Nang!
- The Nang! magazine logo
- Editor: Kamillia Kasbi
- Categories: General Interest
- Frequency: Quarterly
- Publisher: Tower Hamlets Summer Uni
- Founded: 2001
- Country: United Kingdom
- Based in: Aldgate, London
- Language: English
- Website: www.summeruni.org/nang

= Nang! =

Magazine

Nang! is a general interest magazine based in Aldgate, London. Aimed at 14- to 21-year-olds, the magazine is free and is distributed at sixth forms colleges, universities, libraries and Connexions centres in the London area on a quarterly basis. In December 2006, Nang! was presented with one of the Philip Lawrence Awards for services to the local community.

== Background ==
Nang! magazine was created in summer 2001 as a course on Tower Hamlets Summer University's (THSU) summer courses. The course was completely funded by big businesses and other charitable organizations and featured a small group of journalists who came together to create a free magazine that would paint a positive picture of the youth in east London. Featuring local artists and celebrities, the magazine achieved a following in the Tower Hamlets borough. A journalist worked with the youngsters to create a magazine relevant to the youth in Tower Hamlets.

For the 2003 course, THSU brought freelance journalist, Adeline Iziren, on board. Iziren had previously worked on The Voice newspaper and was a regular contributor to the Education and Careers section in The Guardian. She had also had extensive experience in helping groups of young people to create their own magazine.

The magazine continued to grow and soon distribution increased to include the Hackney area and most of east London.

== Quarterly publication ==
Following the release of the 2005 summer issue, THSU announced that it had secured funding to publish Nang! quarterly with Divina Glah as editor-in-chief. The first quarterly issue published in January 2006 featured hip-hop magician Dynamo on the cover and included an interview with local MC, Professor Green, and a feature on Pride of Britain winner, Ashley Huxley. The magazine received positive reviews for its style and relevance to its audience. The Spring 2006 issue featured an interview with former England Head Coach, Sven-Göran Eriksson, just before the World Cup, as well as MOBO winner, Sway DaSafo. Two more issues were released in 2006. The Summer issue featured interviews with rapper and beatboxer, Killa Kella, and X-Men star, Ian McKellen. This was followed by the Autumn/Winter issue featuring Eva Longoria. In summer 2006, the decision was made to re-launch the magazine to a smaller age range, whilst increasing distribution to include the whole of London. The Autumn/Winter 2006 issue was released with Eva Longoria of Desperate Housewives on the cover. For the first time, Nang! magazine contained paid advertisements.

== Financial troubles ==
Despite the popularity of the magazine, its future was put in jeopardy by lack of funds for 2007. The Winter 2007 issue was cancelled and much of the team resigned due to the uncertainty. Six months later, the magazine returned headed by former editor-in-chief, David Gordon.

== Awards ==

=== 2007 : Guardian Student Magazine of the Year Award ===
On 22 November 2007, Nang! magazine was given The Guardian Student Magazine of the Year award.
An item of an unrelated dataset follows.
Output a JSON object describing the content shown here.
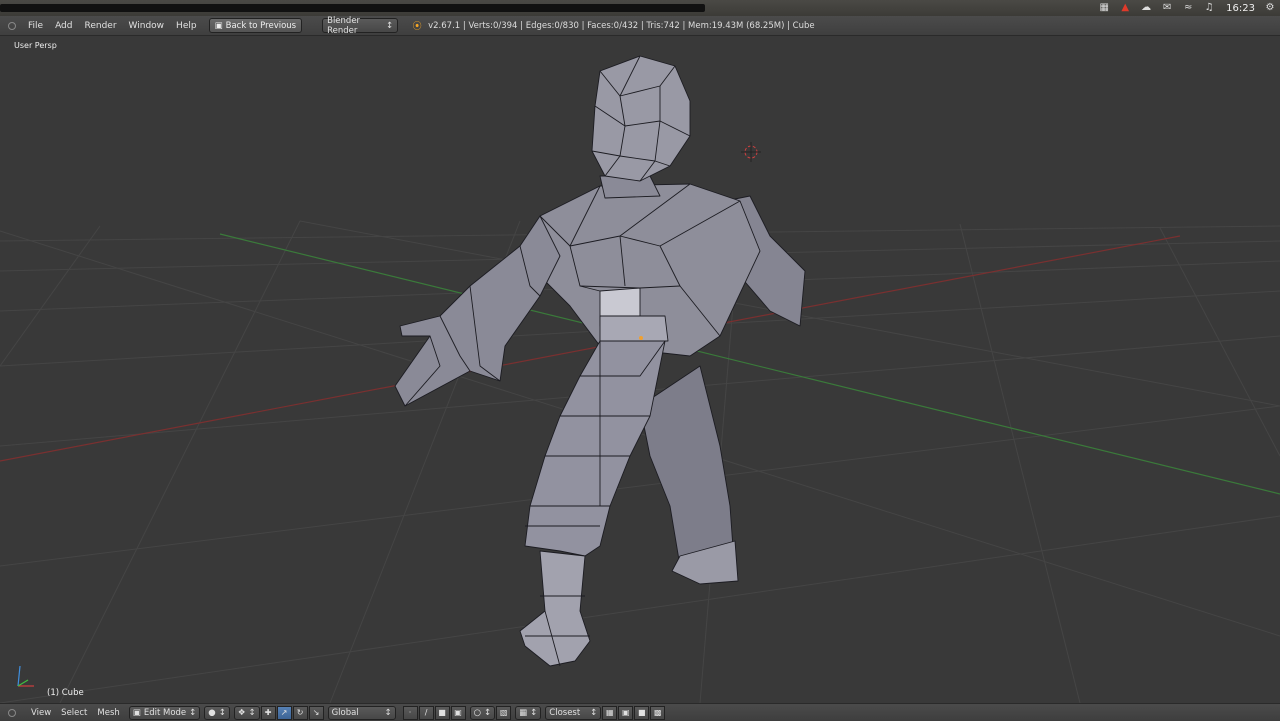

=== 2007 : TalkTalk Innovation Award ===
Nang! magazine was recognised for its technological ambitions. A cheque for £2000 was awarded as well as free broadband for a year by TalkTalk.

=== 2007 : BT Seen And Heard Award ===
Nang! magazine was rewarded for its positive image in East London by the BT Seen And Heard Awards.

=== 2006 : Philip Lawrence Award ===
On 6 December 2006, Nang! magazine was presented with one of the Philip Lawrence Awards by Sir Trevor McDonald and the Home Secretary, John Reid, at the Bloomsbury Theatre, London. Created in memory of the murdered headteacher by his widow Frances Lawrence, the awards celebrate the achievements of youth groups and organizations in their local area. Nang! and seven other winners each received cheques worth £1,000.

==Rebranding ==
In 2007, the magazine sought to rebrand itself in order to increase its appeal. More serious content was introduced, and there was an increase in celebrity features and fashion. Interviewees varied from Michael Howard to Lethal Bizzle to the editor of The Times.

In January 2008, editor-in-chief, David Gordon, and creative editor, Sanoobar Patel, left Nang! to pursue other projects. Assistant editor, Kamillia Kasbi, took charge.